Del lado femenino, Isabell Stoffel es una sensual, atractiva e hipnótica dama que aporta al juego del poder el sexo como elemento disyuntivo que supuestamente empapa toda relación entre hombre y mujer. Su personaje juega a ser una gata a dos bandas, complaciente a la sombra de la supremacía consolidado y felina que pasea bajo la luz para ser vista por quien ella cree que puede llegar a ser el futuro mandatario. Una bipolaridad tras la que se esconde el vacío existencial, la falta de sentido en la vida y en consecuencia, actuar de manera disparatada, sin orden ni concierto.
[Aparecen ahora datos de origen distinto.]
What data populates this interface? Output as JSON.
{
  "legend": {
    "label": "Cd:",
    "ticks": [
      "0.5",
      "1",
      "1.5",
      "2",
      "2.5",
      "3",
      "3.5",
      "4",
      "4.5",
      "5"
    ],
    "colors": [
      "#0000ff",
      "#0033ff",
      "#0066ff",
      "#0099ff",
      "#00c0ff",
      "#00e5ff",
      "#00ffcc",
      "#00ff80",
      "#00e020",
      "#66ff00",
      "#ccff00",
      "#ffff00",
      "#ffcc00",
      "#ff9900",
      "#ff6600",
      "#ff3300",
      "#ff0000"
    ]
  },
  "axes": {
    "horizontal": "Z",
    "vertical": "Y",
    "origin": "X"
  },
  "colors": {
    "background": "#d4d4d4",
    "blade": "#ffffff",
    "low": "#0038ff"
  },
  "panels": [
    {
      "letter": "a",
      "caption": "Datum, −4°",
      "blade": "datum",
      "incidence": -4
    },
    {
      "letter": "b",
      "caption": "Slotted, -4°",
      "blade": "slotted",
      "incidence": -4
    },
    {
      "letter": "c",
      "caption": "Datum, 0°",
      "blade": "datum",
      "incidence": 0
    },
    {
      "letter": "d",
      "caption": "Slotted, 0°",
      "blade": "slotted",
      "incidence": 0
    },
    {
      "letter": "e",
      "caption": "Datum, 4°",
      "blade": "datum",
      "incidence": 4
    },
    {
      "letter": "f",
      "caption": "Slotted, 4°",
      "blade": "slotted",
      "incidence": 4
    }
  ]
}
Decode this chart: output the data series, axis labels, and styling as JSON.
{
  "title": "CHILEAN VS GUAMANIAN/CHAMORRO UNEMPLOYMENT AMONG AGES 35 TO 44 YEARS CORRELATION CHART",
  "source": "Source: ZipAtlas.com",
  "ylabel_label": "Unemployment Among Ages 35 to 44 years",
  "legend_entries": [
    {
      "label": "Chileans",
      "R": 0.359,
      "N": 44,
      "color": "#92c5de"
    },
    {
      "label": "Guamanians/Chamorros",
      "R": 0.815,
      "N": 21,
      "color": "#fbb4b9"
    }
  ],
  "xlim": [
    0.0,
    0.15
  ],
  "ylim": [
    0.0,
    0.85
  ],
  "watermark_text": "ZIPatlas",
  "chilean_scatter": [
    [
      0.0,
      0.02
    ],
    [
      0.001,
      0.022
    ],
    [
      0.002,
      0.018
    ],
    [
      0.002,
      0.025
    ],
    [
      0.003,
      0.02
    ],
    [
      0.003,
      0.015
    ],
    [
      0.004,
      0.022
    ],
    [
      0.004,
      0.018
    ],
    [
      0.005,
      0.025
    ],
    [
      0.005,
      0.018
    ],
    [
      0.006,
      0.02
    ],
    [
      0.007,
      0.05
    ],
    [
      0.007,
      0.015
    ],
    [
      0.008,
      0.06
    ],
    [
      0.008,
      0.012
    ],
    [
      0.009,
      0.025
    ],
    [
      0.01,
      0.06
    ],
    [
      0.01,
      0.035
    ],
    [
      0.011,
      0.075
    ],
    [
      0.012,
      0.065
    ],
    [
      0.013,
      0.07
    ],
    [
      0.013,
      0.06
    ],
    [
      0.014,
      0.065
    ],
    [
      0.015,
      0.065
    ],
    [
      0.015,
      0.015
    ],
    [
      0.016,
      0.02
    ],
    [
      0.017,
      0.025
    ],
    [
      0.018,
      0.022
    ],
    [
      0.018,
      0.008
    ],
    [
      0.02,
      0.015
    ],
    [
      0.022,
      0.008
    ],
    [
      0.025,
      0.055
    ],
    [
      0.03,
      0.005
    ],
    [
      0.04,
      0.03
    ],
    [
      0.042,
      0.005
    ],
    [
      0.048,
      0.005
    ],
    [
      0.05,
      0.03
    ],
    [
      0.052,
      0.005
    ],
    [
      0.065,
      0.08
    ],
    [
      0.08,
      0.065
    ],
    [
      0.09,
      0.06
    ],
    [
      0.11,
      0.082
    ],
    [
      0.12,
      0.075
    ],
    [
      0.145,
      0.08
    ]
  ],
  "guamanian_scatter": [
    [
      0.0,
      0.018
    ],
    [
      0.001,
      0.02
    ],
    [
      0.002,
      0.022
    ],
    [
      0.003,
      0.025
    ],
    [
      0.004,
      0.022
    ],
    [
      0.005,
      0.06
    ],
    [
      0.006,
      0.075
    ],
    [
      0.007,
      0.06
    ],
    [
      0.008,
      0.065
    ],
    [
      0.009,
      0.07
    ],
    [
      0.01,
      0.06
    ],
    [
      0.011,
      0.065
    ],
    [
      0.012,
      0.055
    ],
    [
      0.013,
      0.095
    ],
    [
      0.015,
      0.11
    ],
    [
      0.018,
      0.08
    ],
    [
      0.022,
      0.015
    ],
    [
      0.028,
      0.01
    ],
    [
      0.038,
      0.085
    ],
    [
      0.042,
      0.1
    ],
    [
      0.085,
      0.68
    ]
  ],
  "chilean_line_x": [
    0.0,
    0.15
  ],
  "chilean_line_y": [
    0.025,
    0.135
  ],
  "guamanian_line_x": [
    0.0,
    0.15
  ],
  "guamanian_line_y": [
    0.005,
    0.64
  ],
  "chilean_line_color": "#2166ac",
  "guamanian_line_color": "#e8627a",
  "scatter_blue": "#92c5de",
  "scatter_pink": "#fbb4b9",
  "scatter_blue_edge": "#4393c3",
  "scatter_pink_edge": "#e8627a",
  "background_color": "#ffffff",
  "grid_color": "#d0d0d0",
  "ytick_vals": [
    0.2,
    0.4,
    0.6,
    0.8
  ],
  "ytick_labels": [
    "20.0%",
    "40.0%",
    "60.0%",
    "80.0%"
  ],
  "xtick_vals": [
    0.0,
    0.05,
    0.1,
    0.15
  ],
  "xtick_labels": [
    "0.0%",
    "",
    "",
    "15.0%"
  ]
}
Tras una fachada de belleza física, un torrente de miseria espiritual.
Expuestos los dramas individuales, quedan las apariencias sociales. Carlos Martos es el indefenso, ese al que no se escucha y se etiqueta como enfermo, débil e incapaz como paso previo para ejercer sobre él una violencia socialmente admitida a la que denominamos tratamiento, salud pública. Él es la inocente cabeza de turco que tiene como fin que el resto de personajes de “Invernadero” alimenten su soberbia y liberen sus conciencias de toda posible culpa.
Con todos estos elementos Mario Gas monta una representación que resulta soberbia en su forma y descarnada en su fondo, llega a estremecer la falta de pudor con la que muestra la línea que separan los comportamientos racionales de las respuestas casi animales (a pesar de la inteligencia aplicada) en el ser humano. Y todo ello con un con un reparto que hace del texto de Harold Pinter (adaptado por el novelista Eduardo Mendoza) una magistral guión con el que articula ese universo sin aparente salida en el que están inmersos sus habitantes. Un libreto que enreda en él al patio de butacas, exigiendo a sus espectadores ir más allá del entretenimiento para convertirse en testigos de un drama ante el que han de posicionarse éticamente.
«Invernadero«, en Teatro de la Abadía (Madrid) hasta el 5 de abril.